Ele também está em porta-retratos apoiados sobre uma mesa, iluminados por velas.

Políticos e especialistas na Austrália dizem aos muçulmanos que é inapropriado lamentar publicamente a morte do líder supremo do Irão. Não existem tais dúvidas no país de maioria muçulmana mais populoso do mundo e, pelas declarações entusiásticas do primeiro-ministro Anthony Albanese, a relação mais importante da Austrália.

O próprio presidente da Indonésia, Prabowo Subianto, supostamente ofereceu as suas “profundas condolências” pela morte do líder iraniano na quarta-feira, embora dias depois de ter sido morto.

A simpatia pelo regime, ou pelo Irão de forma mais ampla, dificilmente está presente em Jacarta. Para uma cidade que costuma protestar rapidamente, nada de importante aconteceu na embaixada dos EUA. Pelo menos ainda não.

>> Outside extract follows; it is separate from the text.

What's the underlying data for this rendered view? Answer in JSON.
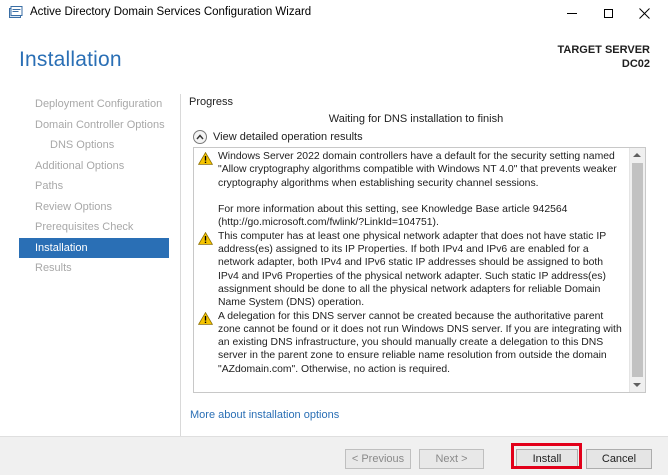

Os muçulmanos da Indonésia são esmagadoramente do ramo sunita do Islão. O Irã é xiita. Ainda assim, o ressentimento de qualquer uma das denominações é evidente em qualquer lugar que você queira olhar. Especialmente aqui.

“É o Irão quem defende consistentemente o povo oprimido”, diz Mujib Munawan, o porta-voz da mesquita, de 37 anos, citando a Palestina, o Iémen e o Líbano como exemplos.

Falando numa zona tranquila do centro cultural xiita, longe das orações pós-jantar no altifalante, ele diz que o que está a acontecer no Irão não é apenas ilegal, é terrorismo.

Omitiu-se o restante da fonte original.